After more than one year of repairs, the LHC is now back on track to create
high-energy particle collisions that may yield extraordinary insights into the
nature of the physical universe.
“The LHC is a machine unprecedented in size, in complexity, and in the
scope of the international collaboration that has built it over the last 15
years,” said Dennis Kovar, U.S. Department of Energy Associate Director
of Science for High Energy Physics. “I congratulate the scientists and
engineers that have worked to get the LHC back up and running, and look forward
to the discoveries to come.”
American scientists have played an important role in the construction of the
LHC. About 150 scientists, engineers and technicians from three DOE national
laboratories-Brookhaven Lab, Fermilab and Berkeley
Lab-built critical accelerator components. They are joined by colleagues
from DOE's SLAC National Accelerator Laboratory and the University of Texas
at Austin in ongoing LHC accelerator R&D. The work has been supported by
the DOE Office of Science.
Circulating beams are a major milestone on the way to the ultimate goal: data
from high-energy particle collisions in each of the LHC's four major particle
detectors. Over the next few months, scientists will create collisions between
two beams of protons. These very first LHC collisions will take place at the
relatively low energy of 900 GeV. They will then raise the beam energy, aiming
for collisions at the world-record energy of 7 TeV in early 2010. With these
high-energy collisions, the hunt for discoveries at the LHC will begin.
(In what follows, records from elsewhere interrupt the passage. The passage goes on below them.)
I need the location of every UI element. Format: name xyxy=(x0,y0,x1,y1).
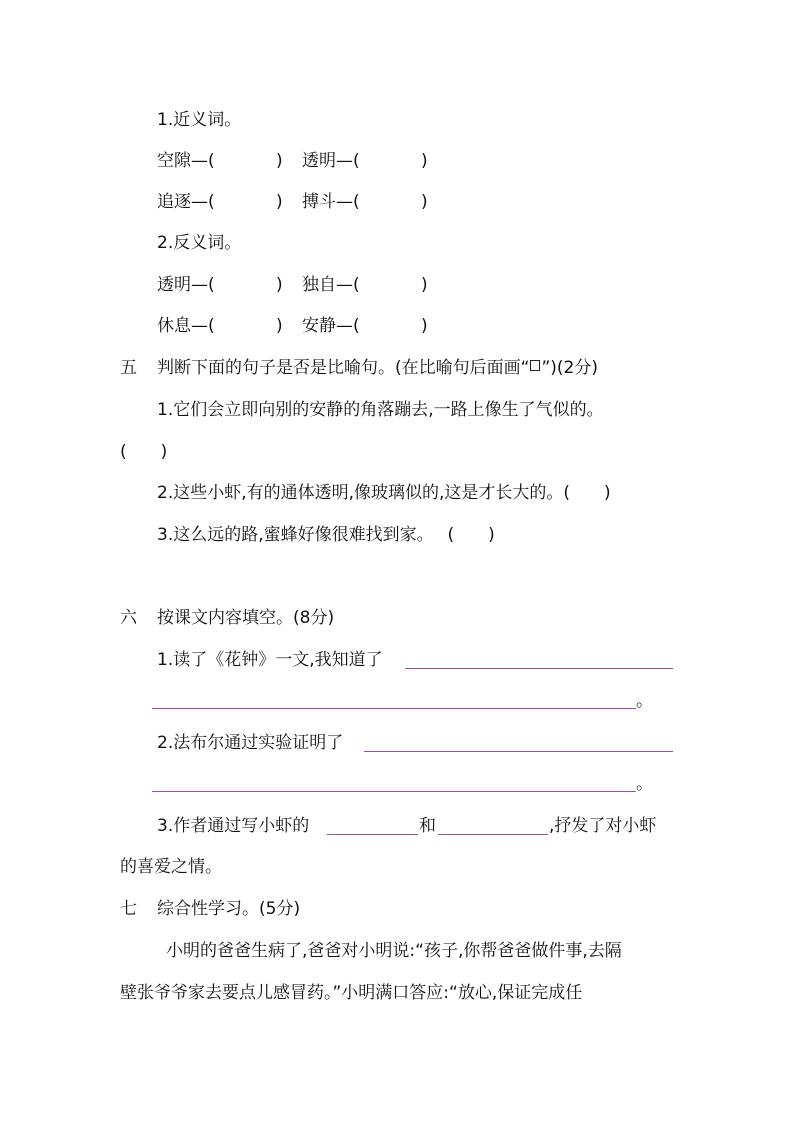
synonym-close-4: ) xyxy=(421,192,428,212)
section-7-title: 综合性学习。(5分) xyxy=(157,899,301,919)
section-6-title: 按课文内容填空。(8分) xyxy=(157,608,335,628)
antonym-close-2: ) xyxy=(421,275,428,295)
synonym-close-1: ) xyxy=(276,151,283,171)
question-6-3c: ,抒发了对小虾 xyxy=(549,816,657,836)
section-5-title-b: ”)(2分) xyxy=(541,358,598,378)
synonym-item-3: 追逐—( xyxy=(157,192,215,212)
synonym-item-2: 透明—( xyxy=(302,151,360,171)
section-7-paragraph-line-2: 壁张爷爷家去要点儿感冒药。”小明满口答应:“放心,保证完成任 xyxy=(120,983,583,1003)
antonyms-label: 2.反义词。 xyxy=(157,233,242,253)
synonyms-label: 1.近义词。 xyxy=(157,110,242,130)
synonym-close-3: ) xyxy=(276,192,283,212)
answer-line-6-2b[interactable] xyxy=(152,791,636,792)
section-number-5: 五 xyxy=(120,358,137,378)
section-7-paragraph-line-1: 小明的爸爸生病了,爸爸对小明说:“孩子,你帮爸爸做件事,去隔 xyxy=(166,941,622,961)
antonym-close-3: ) xyxy=(276,316,283,336)
synonym-close-2: ) xyxy=(421,151,428,171)
question-5-2: 2.这些小虾,有的通体透明,像玻璃似的,这是才长大的。( ) xyxy=(157,483,611,503)
answer-line-6-1b[interactable] xyxy=(152,708,636,709)
question-6-3b: 和 xyxy=(419,816,436,836)
synonym-item-4: 搏斗—( xyxy=(302,192,360,212)
period-6-1: 。 xyxy=(636,691,653,711)
antonym-item-2: 独自—( xyxy=(302,275,360,295)
period-6-2: 。 xyxy=(636,774,653,794)
answer-line-6-3b[interactable] xyxy=(438,834,548,835)
question-6-1: 1.读了《花钟》一文,我知道了 xyxy=(157,650,383,670)
section-number-6: 六 xyxy=(120,608,137,628)
question-5-1: 1.它们会立即向别的安静的角落蹦去,一路上像生了气似的。 xyxy=(157,400,604,420)
square-icon xyxy=(530,360,540,371)
antonym-close-4: ) xyxy=(421,316,428,336)
section-5-title xyxy=(157,356,598,380)
antonym-close-1: ) xyxy=(276,275,283,295)
question-6-3d: 的喜爱之情。 xyxy=(120,857,222,877)
question-5-3: 3.这么远的路,蜜蜂好像很难找到家。 ( ) xyxy=(157,525,495,545)
answer-line-6-3a[interactable] xyxy=(327,834,418,835)
answer-line-6-1a[interactable] xyxy=(405,668,673,669)
antonym-item-1: 透明—( xyxy=(157,275,215,295)
synonym-item-1: 空隙—( xyxy=(157,151,215,171)
antonym-item-4: 安静—( xyxy=(302,316,360,336)
question-6-3a: 3.作者通过写小虾的 xyxy=(157,816,310,836)
antonym-item-3: 休息—( xyxy=(157,316,215,336)
section-number-7: 七 xyxy=(120,899,137,919)
question-6-2: 2.法布尔通过实验证明了 xyxy=(157,733,344,753)
answer-line-6-2a[interactable] xyxy=(364,751,673,752)
answer-paren-5-1: ( ) xyxy=(120,442,168,462)
section-5-title-a: 判断下面的句子是否是比喻句。(在比喻句后面画“ xyxy=(157,358,530,378)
“It's great to see beam circulating in the LHC again” said
CERN's Director for Accelerators, Steve Myers. “We've still
got some way to go before physics can begin, but with this milestone we're
well on the way.”
In all, an estimated 10,000 people from 60 countries have helped design and
build the LHC accelerator and its four massive particle detectors, including
more than 1,700 scientists, engineers, students and technicians from 97 U.S.
universities and laboratories in 32 states and Puerto Rico supported by the
DOE Office of Science and the National Science Foundation.